Стрэттон попытался успокоиться. Эшборн был прав, и Роберт это понимал. Помолчав, он сказал:

– Тогда какие действия нам следует предпринять? С кем мы можем связаться? Есть ли среди членов парламента те, кто способен выступить против предложенной лордом Филдхарстом политики?

– Думаю, что подавляющая часть аристократии разделит мнение лорда Филдхарста по этому вопросу. - Эшборн подпер пальцами лоб и неожиданно показался Роберту очень старым. - Мне следовало бы такое предвидеть.
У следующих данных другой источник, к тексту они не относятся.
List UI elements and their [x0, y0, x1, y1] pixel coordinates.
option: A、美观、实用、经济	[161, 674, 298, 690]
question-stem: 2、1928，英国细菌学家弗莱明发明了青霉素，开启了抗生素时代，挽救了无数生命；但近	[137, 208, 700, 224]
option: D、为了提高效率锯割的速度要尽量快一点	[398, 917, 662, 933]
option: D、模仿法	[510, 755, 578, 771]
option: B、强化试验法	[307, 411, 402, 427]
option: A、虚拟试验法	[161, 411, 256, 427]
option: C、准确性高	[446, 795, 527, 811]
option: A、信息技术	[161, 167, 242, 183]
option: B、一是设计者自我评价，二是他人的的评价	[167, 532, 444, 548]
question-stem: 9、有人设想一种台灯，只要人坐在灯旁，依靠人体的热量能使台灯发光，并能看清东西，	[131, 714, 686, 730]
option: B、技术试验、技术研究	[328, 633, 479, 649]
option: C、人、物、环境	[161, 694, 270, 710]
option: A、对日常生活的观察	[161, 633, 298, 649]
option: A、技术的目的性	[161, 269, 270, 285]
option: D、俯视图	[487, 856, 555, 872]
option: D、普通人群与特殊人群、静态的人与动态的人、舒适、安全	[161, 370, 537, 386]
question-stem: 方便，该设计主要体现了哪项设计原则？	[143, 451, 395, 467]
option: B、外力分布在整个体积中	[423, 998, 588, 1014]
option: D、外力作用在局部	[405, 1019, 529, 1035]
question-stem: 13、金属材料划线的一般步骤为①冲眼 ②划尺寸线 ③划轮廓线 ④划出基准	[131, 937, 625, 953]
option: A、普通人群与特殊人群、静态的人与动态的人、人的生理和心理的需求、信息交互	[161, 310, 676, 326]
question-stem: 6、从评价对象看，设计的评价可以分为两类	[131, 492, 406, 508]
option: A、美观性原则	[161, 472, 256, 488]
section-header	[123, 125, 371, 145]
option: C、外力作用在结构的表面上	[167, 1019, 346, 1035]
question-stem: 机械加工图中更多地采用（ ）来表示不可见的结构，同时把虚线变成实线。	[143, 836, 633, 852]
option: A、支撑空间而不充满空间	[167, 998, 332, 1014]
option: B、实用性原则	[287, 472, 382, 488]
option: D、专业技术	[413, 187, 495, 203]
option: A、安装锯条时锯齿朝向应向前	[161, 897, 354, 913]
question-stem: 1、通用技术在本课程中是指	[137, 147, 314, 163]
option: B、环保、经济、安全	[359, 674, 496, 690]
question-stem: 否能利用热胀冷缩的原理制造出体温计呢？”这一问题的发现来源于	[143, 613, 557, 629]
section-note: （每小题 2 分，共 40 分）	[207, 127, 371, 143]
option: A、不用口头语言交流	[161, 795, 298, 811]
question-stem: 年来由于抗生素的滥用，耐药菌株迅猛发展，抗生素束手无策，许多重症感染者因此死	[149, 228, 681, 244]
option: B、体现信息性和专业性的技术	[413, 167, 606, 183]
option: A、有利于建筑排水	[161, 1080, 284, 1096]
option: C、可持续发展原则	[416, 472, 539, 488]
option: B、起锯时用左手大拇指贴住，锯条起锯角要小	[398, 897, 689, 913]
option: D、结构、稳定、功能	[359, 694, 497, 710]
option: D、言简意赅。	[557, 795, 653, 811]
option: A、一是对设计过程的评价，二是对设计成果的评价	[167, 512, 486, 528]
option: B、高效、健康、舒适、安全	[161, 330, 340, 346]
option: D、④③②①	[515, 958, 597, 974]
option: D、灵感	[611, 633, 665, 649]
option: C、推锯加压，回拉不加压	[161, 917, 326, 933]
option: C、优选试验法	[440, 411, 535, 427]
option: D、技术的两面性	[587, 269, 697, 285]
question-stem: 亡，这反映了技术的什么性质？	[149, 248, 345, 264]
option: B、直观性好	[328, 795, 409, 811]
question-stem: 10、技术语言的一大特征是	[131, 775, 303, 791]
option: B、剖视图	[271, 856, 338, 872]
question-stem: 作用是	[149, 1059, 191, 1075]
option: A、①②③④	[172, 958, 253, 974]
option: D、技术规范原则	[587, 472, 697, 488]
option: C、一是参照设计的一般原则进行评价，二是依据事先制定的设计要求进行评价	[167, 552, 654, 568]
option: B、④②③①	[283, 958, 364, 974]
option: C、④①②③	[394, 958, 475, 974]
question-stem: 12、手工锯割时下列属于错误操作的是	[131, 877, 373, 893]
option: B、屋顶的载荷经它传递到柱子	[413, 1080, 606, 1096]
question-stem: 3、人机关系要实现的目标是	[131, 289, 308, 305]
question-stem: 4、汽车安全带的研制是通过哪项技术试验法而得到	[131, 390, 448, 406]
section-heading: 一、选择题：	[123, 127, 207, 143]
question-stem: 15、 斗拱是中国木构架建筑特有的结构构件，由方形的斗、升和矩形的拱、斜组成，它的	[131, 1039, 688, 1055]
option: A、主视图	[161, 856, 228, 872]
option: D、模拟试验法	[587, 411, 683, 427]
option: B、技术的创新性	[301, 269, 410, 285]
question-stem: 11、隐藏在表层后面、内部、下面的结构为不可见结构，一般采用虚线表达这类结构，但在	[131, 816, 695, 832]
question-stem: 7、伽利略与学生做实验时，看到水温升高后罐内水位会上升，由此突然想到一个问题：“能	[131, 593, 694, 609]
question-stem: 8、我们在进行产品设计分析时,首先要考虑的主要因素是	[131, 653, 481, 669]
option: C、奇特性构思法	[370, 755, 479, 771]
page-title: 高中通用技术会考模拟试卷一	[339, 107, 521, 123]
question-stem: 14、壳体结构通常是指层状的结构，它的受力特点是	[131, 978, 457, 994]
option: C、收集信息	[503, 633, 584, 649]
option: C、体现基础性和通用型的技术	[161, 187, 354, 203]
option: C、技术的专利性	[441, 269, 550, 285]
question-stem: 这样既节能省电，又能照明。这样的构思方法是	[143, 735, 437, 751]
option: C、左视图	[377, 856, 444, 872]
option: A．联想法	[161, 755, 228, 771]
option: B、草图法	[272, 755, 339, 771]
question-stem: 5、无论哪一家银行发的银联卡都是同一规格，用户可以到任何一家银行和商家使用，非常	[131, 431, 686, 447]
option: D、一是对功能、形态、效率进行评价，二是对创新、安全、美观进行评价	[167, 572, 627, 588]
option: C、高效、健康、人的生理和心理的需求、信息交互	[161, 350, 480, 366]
Моя ошибка заключалась в том, что я всегда смотрел на человечество как на единый вид. Увидев, как Англия и Франция совместно движутся к общей цели, я позабыл о том, что не только нации могут выступать друг против друга.

– А что если мы тайно сообщим имя рабочим классам? Тогда они смогут сами изготовить иглы и налагать его.

– Да, смогут, но наложение имени - процедура деликатная, и ее лучше проводить в лаборатории. К тому же я сомневаюсь, что эту операцию можно выполнять в необходимых масштабах, не привлекая внимания правительства.

– Но существует ли альтернатива?

Собеседники надолго задумались, потом Эшборн сказал:

– Помните наш разговор об имени, которое индуцирует два поколения зародышей?

– Конечно.

– А что если мы создадим такое имя, но умолчим об этой его особенности, когда передадим лорду Филдхарсту?

– Коварное предложение, - заметил удивленный Стрэттон. - Все дети, рожденные от такого имени, будут фертильны и поэтому смогут завести собственных детей независимо от правительственных ограничений.

Эшборн кивнул:

– Такое имя можно распространить очень широко на весь период, пока не вступят в силу меры контроля над рождаемостью.

– Но как же следующее поколение? Стерильность вернется вновь, и деторождение среди рабочих классов опять будет регулироваться правительством.

– Да, победа окажется кратковременной. Возможно, единственным постоянным решением станет более либеральный парламент, но я не эксперт в политике и не знаю, как этого можно добиться.